Dr Elizabeth Evans, another HART member and also founder of the UK Medical Freedom Alliance, spoke eloquently about the need to retain the unique doctor-patient relationship and the principle of First Do No Harm. She touched on international law and also professional standards which require the protection of children, particularly from a vaccine involving novel technology, and clearly still in the research phase.
The panel were then joined by Max, a young law student who developed myocarditis within a week of his second Pfizer dose. He had been given absolutely no information on potential harms when he attended for vaccination in September. But perhaps equally shocking, when he developed palpitations and breathlessness and attended his local emergency department, no investigations were carried out and he was diagnosed with anxiety. Eventually after months relying on the NHS, he saw a cardiologist privately, had peri-myocarditis diagnosed with an abnormal cardiac scan, and started anti-inflammatory treatment 3 months after he first presented with classic symptoms. He said every time he asked if it could be a vaccine side-effect, his question was dismissed.
Dr Jones concluded the presentations with a benefit:risk balance as laid out at the time of the JCVI decisions. In September 2021, they decided that the balance was too close to call for vaccination of healthy 12-15-year-olds. However the decision was passed to the CMOs to look at the wider issue of any possible impact on school closures. The CMOs went ahead to recommend a single dose only for this age group.

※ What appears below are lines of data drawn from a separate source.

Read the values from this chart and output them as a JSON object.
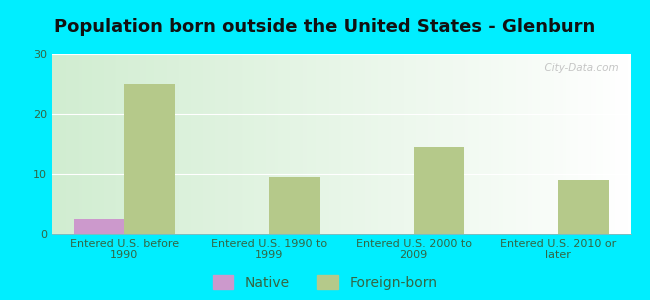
{
  "title": "Population born outside the United States - Glenburn",
  "categories": [
    "Entered U.S. before\n1990",
    "Entered U.S. 1990 to\n1999",
    "Entered U.S. 2000 to\n2009",
    "Entered U.S. 2010 or\nlater"
  ],
  "native_values": [
    2.5,
    0,
    0,
    0
  ],
  "foreign_values": [
    25,
    9.5,
    14.5,
    9
  ],
  "native_color": "#cc99cc",
  "foreign_color": "#b5c98a",
  "ylim": [
    0,
    30
  ],
  "yticks": [
    0,
    10,
    20,
    30
  ],
  "bar_width": 0.35,
  "bg_color": "#00eeff",
  "title_fontsize": 13,
  "tick_fontsize": 8,
  "legend_fontsize": 10,
  "watermark": "  City-Data.com"
}
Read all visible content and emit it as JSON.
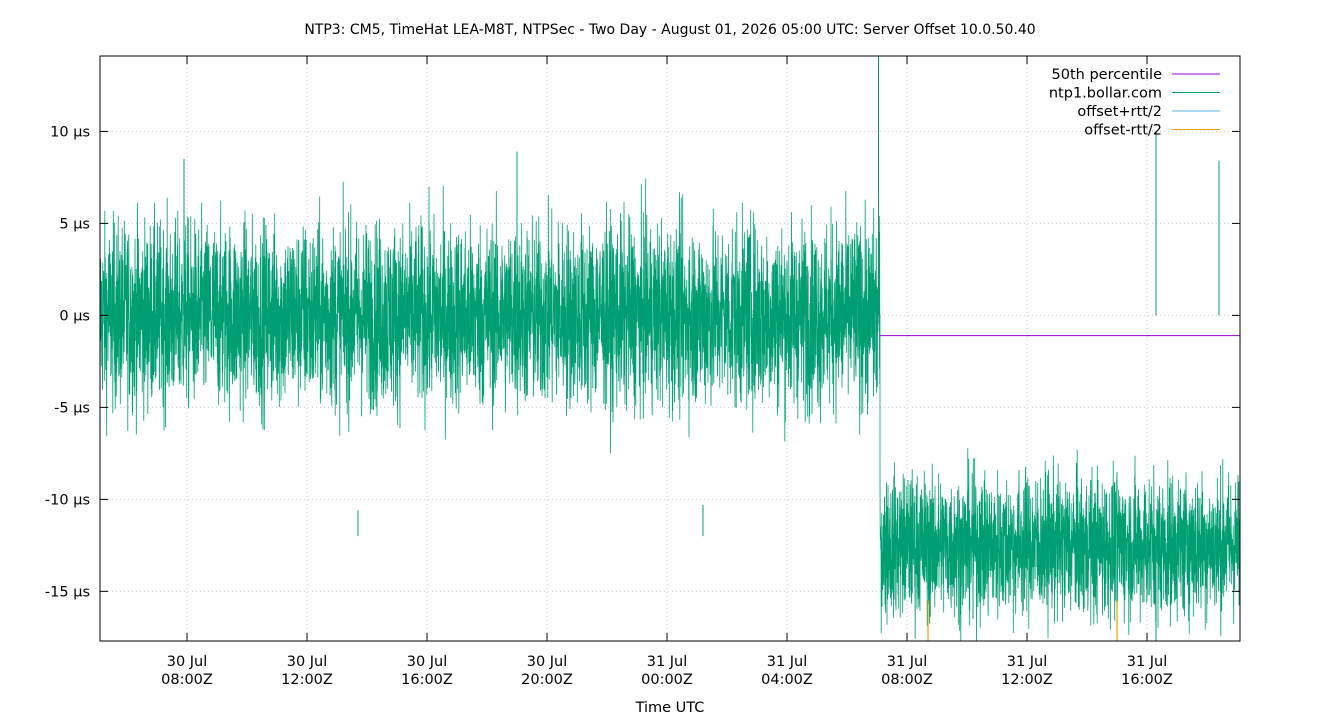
{
  "chart_data": {
    "type": "line",
    "title": "NTP3: CM5, TimeHat LEA-M8T, NTPSec - Two Day - August 01, 2026 05:00 UTC: Server Offset 10.0.50.40",
    "xlabel": "Time UTC",
    "ylabel": "",
    "x_unit": "hours",
    "x_range_hours": [
      0,
      38
    ],
    "ylim": [
      -17.7,
      14.1
    ],
    "grid": true,
    "legend_position": "top-right",
    "y_ticks": [
      {
        "value": 10,
        "label": "10 µs"
      },
      {
        "value": 5,
        "label": "5 µs"
      },
      {
        "value": 0,
        "label": "0 µs"
      },
      {
        "value": -5,
        "label": "-5 µs"
      },
      {
        "value": -10,
        "label": "-10 µs"
      },
      {
        "value": -15,
        "label": "-15 µs"
      }
    ],
    "x_ticks": [
      {
        "hour": 2.9,
        "date": "30 Jul",
        "time": "08:00Z"
      },
      {
        "hour": 6.9,
        "date": "30 Jul",
        "time": "12:00Z"
      },
      {
        "hour": 10.9,
        "date": "30 Jul",
        "time": "16:00Z"
      },
      {
        "hour": 14.9,
        "date": "30 Jul",
        "time": "20:00Z"
      },
      {
        "hour": 18.9,
        "date": "31 Jul",
        "time": "00:00Z"
      },
      {
        "hour": 22.9,
        "date": "31 Jul",
        "time": "04:00Z"
      },
      {
        "hour": 26.9,
        "date": "31 Jul",
        "time": "08:00Z"
      },
      {
        "hour": 30.9,
        "date": "31 Jul",
        "time": "12:00Z"
      },
      {
        "hour": 34.9,
        "date": "31 Jul",
        "time": "16:00Z"
      }
    ],
    "series": [
      {
        "name": "50th percentile",
        "color": "#9400d3",
        "kind": "hline",
        "value": -1.1
      },
      {
        "name": "ntp1.bollar.com",
        "color": "#009e73",
        "kind": "noise",
        "segments": [
          {
            "x_start": 0,
            "x_end": 26.0,
            "mean": 0.0,
            "spread": 4.5
          },
          {
            "x_start": 26.0,
            "x_end": 38,
            "mean": -12.5,
            "spread": 3.5
          }
        ],
        "spikes": [
          {
            "x": 2.8,
            "y": 8.5
          },
          {
            "x": 13.9,
            "y": 8.9
          },
          {
            "x": 25.95,
            "y": 14.1
          },
          {
            "x": 35.2,
            "y": -17.7
          },
          {
            "x": 35.2,
            "y": 10.0
          },
          {
            "x": 37.3,
            "y": 8.4
          },
          {
            "x": 8.6,
            "y": -10.6
          },
          {
            "x": 20.1,
            "y": -10.3
          },
          {
            "x": 29.1,
            "y": -16.5
          }
        ]
      },
      {
        "name": "offset+rtt/2",
        "color": "#56b4e9",
        "kind": "hidden"
      },
      {
        "name": "offset-rtt/2",
        "color": "#e69f00",
        "kind": "spikes",
        "points": [
          {
            "x": 27.6,
            "y": -17.7
          },
          {
            "x": 33.9,
            "y": -17.7
          }
        ]
      }
    ]
  }
}
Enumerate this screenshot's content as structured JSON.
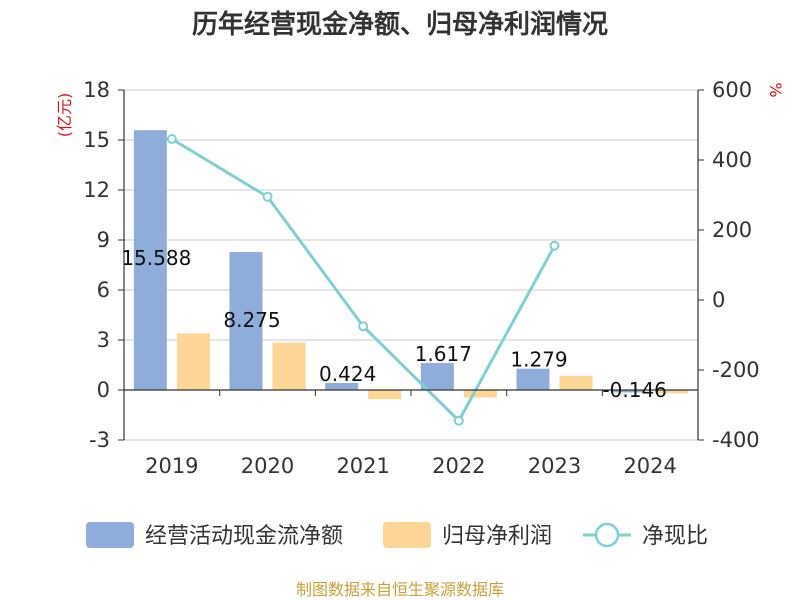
{
  "chart_data": {
    "type": "bar",
    "title": "历年经营现金净额、归母净利润情况",
    "categories": [
      "2019",
      "2020",
      "2021",
      "2022",
      "2023",
      "2024"
    ],
    "left_axis": {
      "unit": "(亿元)",
      "ylim": [
        -3,
        18
      ],
      "ticks": [
        "18",
        "15",
        "12",
        "9",
        "6",
        "3",
        "0",
        "-3"
      ]
    },
    "right_axis": {
      "unit": "%",
      "ylim": [
        -400,
        600
      ],
      "ticks": [
        "600",
        "400",
        "200",
        "0",
        "-200",
        "-400"
      ]
    },
    "series": [
      {
        "name": "经营活动现金流净额",
        "kind": "bar",
        "color": "#8eaddb",
        "axis": "left",
        "values": [
          15.588,
          8.275,
          0.424,
          1.617,
          1.279,
          -0.146
        ],
        "labels": [
          "15.588",
          "8.275",
          "0.424",
          "1.617",
          "1.279",
          "-0.146"
        ]
      },
      {
        "name": "归母净利润",
        "kind": "bar",
        "color": "#fdd696",
        "axis": "left",
        "values": [
          3.4,
          2.85,
          -0.55,
          -0.45,
          0.85,
          -0.2
        ]
      },
      {
        "name": "净现比",
        "kind": "line",
        "color": "#7fd0d4",
        "axis": "right",
        "values": [
          460,
          295,
          -75,
          -345,
          155,
          null
        ]
      }
    ],
    "grid": true,
    "legend_position": "bottom"
  },
  "source": "制图数据来自恒生聚源数据库"
}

Yet, by February 2022, when the benefits seem even lower and the adverse effects more apparent, they have not only confirmed a second dose and now a booster for 12-15s, but have now gone on to recommend an ‘offer’ of vaccination for healthy 5-11s.
The meeting ended with a lively Q&A session, including a question from a pharmaceutical physician pointing out that the MHRA had still not granted Pfizer a full licence, despite granting a conditional licence in December 2020. Conditional marketing authorisations may be granted ‘where comprehensive clinical data is not yet complete but it is judged that data will become available soon.’ Yet one year and millions of doses later, the MHRA have merely renewed the conditional marketing authorisation, presumably because they still do not have enough data for full approval.